The same good understanding between employer and employed does not, unfortunately, prevail in the principal coal works near Ayr; arising, I believe, from the force of circumstances, and not from any disinclination of the proprietors to consult the real interests of the men. Disputes and disturbances having been recent there, it is undesirable to enter upon the subject of the condition of the colliers in that district on the present occasion.

The manufacture of iron, which has hitherto existed only to a small extent in Ayrshire, is about to be carried on there on a large scale. Messrs. Merry and Cuningham, the proprietors of the Carnbroe works in Lanarkshire, are making preparations at Glengarnock, which will probably lead to the erection of nine furnaces. The Messrs. Baird, and the Messrs. Wilson, the two largest Lanarkshire iron-masters, have also lately taken leases of mineral property in Ayrshire. It is earnestly to be hoped that in bringing together suddenly a large manufacturing population into these hitherto quiet and retired rural districts, the experience of the state of things in Lanarkshire will not be lost sight of; and that the difficulties and disorders that have taken root there, in consequence of the neglect, in the first instance, to consider the moral wants of a people, and the omission to guard against those circumstances which inevitably lead to their moral degradation, will operate as a solemn warning in the present instance. The houses now being built by Messrs. Merry and Cuningham are large and substantial, and conveniences are provided for which are elsewhere deficient. But they are open to the objection of being built in rows, facing each other; and too many are crowded together upon a small space. Nor have they any garden ground attached. Thus the worst features of a crowded town are transferred to the country; and as the future inhabitants will naturally be collected from all parts, without much attempt at selection, whatever of bad character, had habits, and bad example, may be imported, will be mixed up in close juxtaposition with the better materials, and tend to corrupt the whole. To decent well-conducted families of working men such close neighbourhood with persons of a contrary description is painful and injurious; and, in reference to the interests of their children, particularly so. Small and separate rows give opportunities for selection, and enable a proprietor to keep together the better part of those in his employ; an act of consideration for their well-being which would not be thrown away. Their example also would be preserved for the rest, instead of being lost, and almost inevitably deteriorated in the crowd. It is to be hoped that a school and a church will soon exert their powers to prevent the civilization of the people declining, in proportion to the increase of their numbers, and of the wealth which they are instrumental in producing.

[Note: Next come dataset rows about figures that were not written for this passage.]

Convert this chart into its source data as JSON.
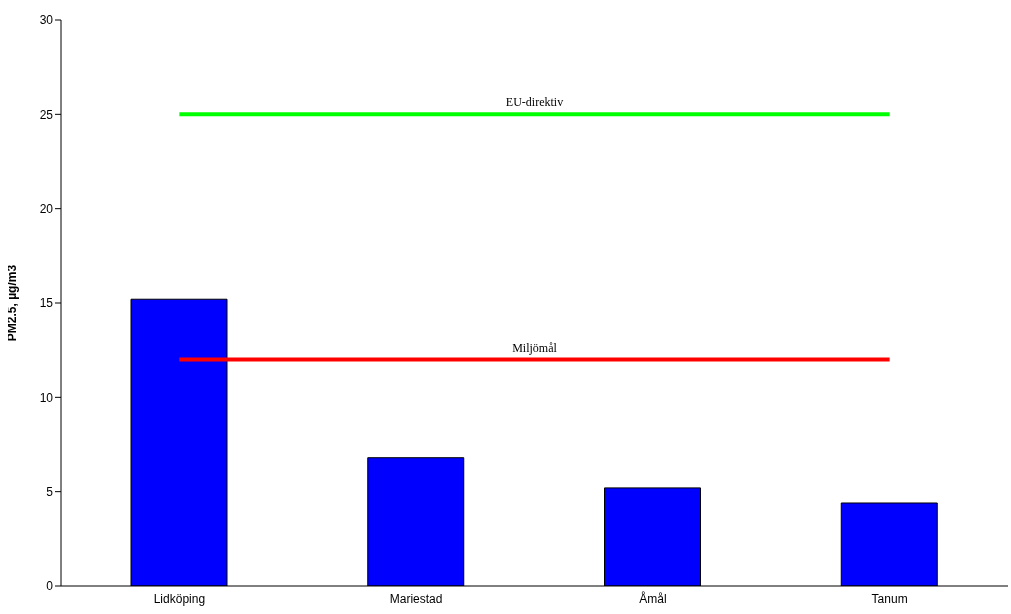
{
  "chart_data": {
    "type": "bar",
    "ylabel": "PM2.5, µg/m3",
    "categories": [
      "Lidköping",
      "Mariestad",
      "Åmål",
      "Tanum"
    ],
    "values": [
      15.2,
      6.8,
      5.2,
      4.4
    ],
    "color": "#0000ff",
    "ylim": [
      0,
      30
    ],
    "yticks": [
      0,
      5,
      10,
      15,
      20,
      25,
      30
    ],
    "ref_lines": [
      {
        "axis": "y",
        "value": 25,
        "label": "EU-direktiv",
        "color": "#00ff00"
      },
      {
        "axis": "y",
        "value": 12,
        "label": "Miljömål",
        "color": "#ff0000"
      }
    ]
  }
}
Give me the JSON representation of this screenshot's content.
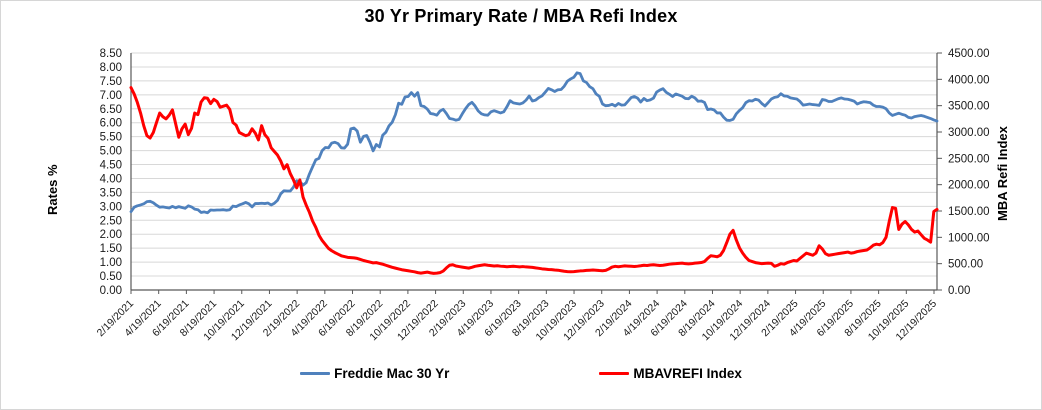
{
  "chart_data": {
    "type": "line",
    "title": "30 Yr Primary Rate / MBA Refi Index",
    "ylabel_left": "Rates %",
    "ylabel_right": "MBA Refi Index",
    "grid": "horizontal-on",
    "legend_position": "bottom",
    "colors": {
      "freddie_blue": "#4F81BD",
      "mba_red": "#FF0000",
      "gridline": "#D8D8D8",
      "axis_line": "#595959",
      "tick_text": "#1a1a1a"
    },
    "y_left_axis": {
      "min": 0,
      "max": 8.5,
      "step": 0.5,
      "ticks": [
        "8.50",
        "8.00",
        "7.50",
        "7.00",
        "6.50",
        "6.00",
        "5.50",
        "5.00",
        "4.50",
        "4.00",
        "3.50",
        "3.00",
        "2.50",
        "2.00",
        "1.50",
        "1.00",
        "0.50",
        "0.00"
      ]
    },
    "y_right_axis": {
      "min": 0,
      "max": 4500,
      "step": 500,
      "ticks": [
        "4500.00",
        "4000.00",
        "3500.00",
        "3000.00",
        "2500.00",
        "2000.00",
        "1500.00",
        "1000.00",
        "500.00",
        "0.00"
      ]
    },
    "x_tick_labels": [
      "2/19/2021",
      "4/19/2021",
      "6/19/2021",
      "8/19/2021",
      "10/19/2021",
      "12/19/2021",
      "2/19/2022",
      "4/19/2022",
      "6/19/2022",
      "8/19/2022",
      "10/19/2022",
      "12/19/2022",
      "2/19/2023",
      "4/19/2023",
      "6/19/2023",
      "8/19/2023",
      "10/19/2023",
      "12/19/2023",
      "2/19/2024",
      "4/19/2024",
      "6/19/2024",
      "8/19/2024",
      "10/19/2024",
      "12/19/2024",
      "2/19/2025",
      "4/19/2025",
      "6/19/2025",
      "8/19/2025",
      "10/19/2025",
      "12/19/2025"
    ],
    "series": [
      {
        "name": "Freddie Mac 30 Yr",
        "axis": "left",
        "color": "#4F81BD",
        "values": [
          2.81,
          2.97,
          3.02,
          3.05,
          3.09,
          3.17,
          3.18,
          3.13,
          3.04,
          2.97,
          2.98,
          2.96,
          2.94,
          3.0,
          2.95,
          2.99,
          2.96,
          2.93,
          3.02,
          2.98,
          2.9,
          2.88,
          2.78,
          2.8,
          2.77,
          2.87,
          2.86,
          2.87,
          2.87,
          2.88,
          2.86,
          2.88,
          3.01,
          2.99,
          3.05,
          3.09,
          3.14,
          3.09,
          2.98,
          3.1,
          3.1,
          3.11,
          3.1,
          3.12,
          3.05,
          3.11,
          3.22,
          3.45,
          3.56,
          3.55,
          3.55,
          3.69,
          3.92,
          3.89,
          3.76,
          3.85,
          4.16,
          4.42,
          4.67,
          4.72,
          5.0,
          5.11,
          5.1,
          5.27,
          5.3,
          5.25,
          5.1,
          5.09,
          5.23,
          5.78,
          5.81,
          5.7,
          5.3,
          5.51,
          5.54,
          5.3,
          4.99,
          5.22,
          5.13,
          5.55,
          5.66,
          5.89,
          6.02,
          6.29,
          6.7,
          6.66,
          6.92,
          6.94,
          7.08,
          6.95,
          7.08,
          6.61,
          6.58,
          6.49,
          6.33,
          6.31,
          6.27,
          6.42,
          6.48,
          6.33,
          6.15,
          6.13,
          6.09,
          6.12,
          6.32,
          6.5,
          6.65,
          6.73,
          6.6,
          6.42,
          6.32,
          6.28,
          6.27,
          6.39,
          6.43,
          6.39,
          6.35,
          6.39,
          6.57,
          6.79,
          6.71,
          6.69,
          6.67,
          6.71,
          6.81,
          6.96,
          6.78,
          6.81,
          6.9,
          6.96,
          7.09,
          7.23,
          7.18,
          7.12,
          7.18,
          7.19,
          7.31,
          7.49,
          7.57,
          7.63,
          7.79,
          7.76,
          7.5,
          7.44,
          7.29,
          7.22,
          7.03,
          6.95,
          6.67,
          6.61,
          6.62,
          6.66,
          6.6,
          6.69,
          6.63,
          6.64,
          6.77,
          6.9,
          6.94,
          6.88,
          6.74,
          6.87,
          6.79,
          6.82,
          6.88,
          7.1,
          7.17,
          7.22,
          7.09,
          7.02,
          6.94,
          7.03,
          6.99,
          6.95,
          6.87,
          6.86,
          6.95,
          6.89,
          6.77,
          6.78,
          6.73,
          6.47,
          6.49,
          6.46,
          6.35,
          6.35,
          6.2,
          6.09,
          6.08,
          6.12,
          6.32,
          6.44,
          6.54,
          6.72,
          6.79,
          6.78,
          6.84,
          6.81,
          6.69,
          6.6,
          6.72,
          6.85,
          6.91,
          6.93,
          7.04,
          6.96,
          6.95,
          6.89,
          6.87,
          6.85,
          6.76,
          6.63,
          6.65,
          6.67,
          6.65,
          6.64,
          6.62,
          6.83,
          6.81,
          6.76,
          6.76,
          6.81,
          6.86,
          6.89,
          6.85,
          6.84,
          6.81,
          6.77,
          6.67,
          6.72,
          6.75,
          6.74,
          6.72,
          6.63,
          6.58,
          6.58,
          6.56,
          6.5,
          6.35,
          6.26,
          6.3,
          6.34,
          6.3,
          6.27,
          6.19,
          6.17,
          6.22,
          6.24,
          6.26,
          6.23,
          6.19,
          6.15,
          6.1,
          6.06
        ]
      },
      {
        "name": "MBAVREFI Index",
        "axis": "right",
        "color": "#FF0000",
        "values": [
          3843,
          3720,
          3560,
          3360,
          3120,
          2930,
          2885,
          2990,
          3180,
          3360,
          3290,
          3250,
          3320,
          3420,
          3160,
          2900,
          3060,
          3150,
          2950,
          3070,
          3360,
          3330,
          3570,
          3650,
          3640,
          3540,
          3620,
          3580,
          3470,
          3490,
          3510,
          3430,
          3180,
          3130,
          2990,
          2960,
          2930,
          2950,
          3060,
          2980,
          2850,
          3120,
          2950,
          2880,
          2700,
          2630,
          2560,
          2450,
          2300,
          2380,
          2210,
          2090,
          1940,
          2090,
          1765,
          1610,
          1475,
          1310,
          1190,
          1040,
          940,
          865,
          790,
          745,
          710,
          680,
          650,
          635,
          620,
          615,
          610,
          600,
          580,
          560,
          545,
          530,
          515,
          520,
          505,
          490,
          470,
          450,
          430,
          415,
          400,
          385,
          375,
          365,
          355,
          345,
          330,
          320,
          330,
          340,
          325,
          315,
          320,
          330,
          360,
          420,
          470,
          480,
          455,
          445,
          435,
          425,
          415,
          430,
          450,
          460,
          470,
          480,
          470,
          462,
          455,
          460,
          452,
          448,
          442,
          446,
          450,
          445,
          440,
          445,
          438,
          434,
          430,
          420,
          412,
          402,
          396,
          390,
          386,
          380,
          376,
          366,
          356,
          350,
          346,
          350,
          356,
          362,
          366,
          372,
          376,
          380,
          376,
          370,
          366,
          372,
          400,
          436,
          450,
          442,
          450,
          458,
          454,
          450,
          446,
          452,
          460,
          470,
          466,
          474,
          480,
          472,
          466,
          470,
          480,
          490,
          496,
          500,
          506,
          510,
          500,
          496,
          500,
          510,
          516,
          522,
          540,
          600,
          650,
          642,
          632,
          660,
          750,
          900,
          1060,
          1132,
          950,
          800,
          700,
          620,
          560,
          540,
          520,
          510,
          500,
          506,
          510,
          505,
          450,
          470,
          500,
          490,
          520,
          540,
          560,
          550,
          600,
          650,
          700,
          680,
          660,
          700,
          840,
          780,
          690,
          660,
          670,
          680,
          690,
          700,
          710,
          720,
          700,
          710,
          730,
          740,
          750,
          760,
          800,
          850,
          870,
          860,
          900,
          1000,
          1300,
          1565,
          1550,
          1150,
          1250,
          1300,
          1236,
          1150,
          1100,
          1120,
          1050,
          982,
          950,
          909,
          1491,
          1530
        ]
      }
    ]
  }
}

I observed with great regret that among the first houses built at these works was "a store." I was informed that there was no intention of paying wages in truck, or of compelling the workpeople to deal, or of infringing in any manner the provisions of the Truck Act But the fairest possible management cannot do away with the objections to the principle of an employer keeping a store. It gives him an advantage in the market over those who refuse to make a profit out of the expenditure of their workmen's wages. It opens the door to unfair dealing with the workman in spite of the most upright intentions of the master. It is a constant source of complaint and ill-feeling. The assumed benefit to the wives and families of thoughtless and extravagant men is obtained at the cost of the above-named disadvantages. It is a source of profit unworthy of the position held by a large capitalist. In as far as it approaches the principle of paying wages in truck, it is forbidden by the law. By monopolizing the supply of the ordinary articles of consumption to large bodies of people, and thus closing the avenues to employing profitably, in small retail shops, the little savings of the more thrifty and industrious workmen, it checks the disposition to save; and in this manner, and by preventing other persons of small capital bringing their supplies to meet a demand, it obstructs the growth of the middle class precisely in those localities where its presence is most needed.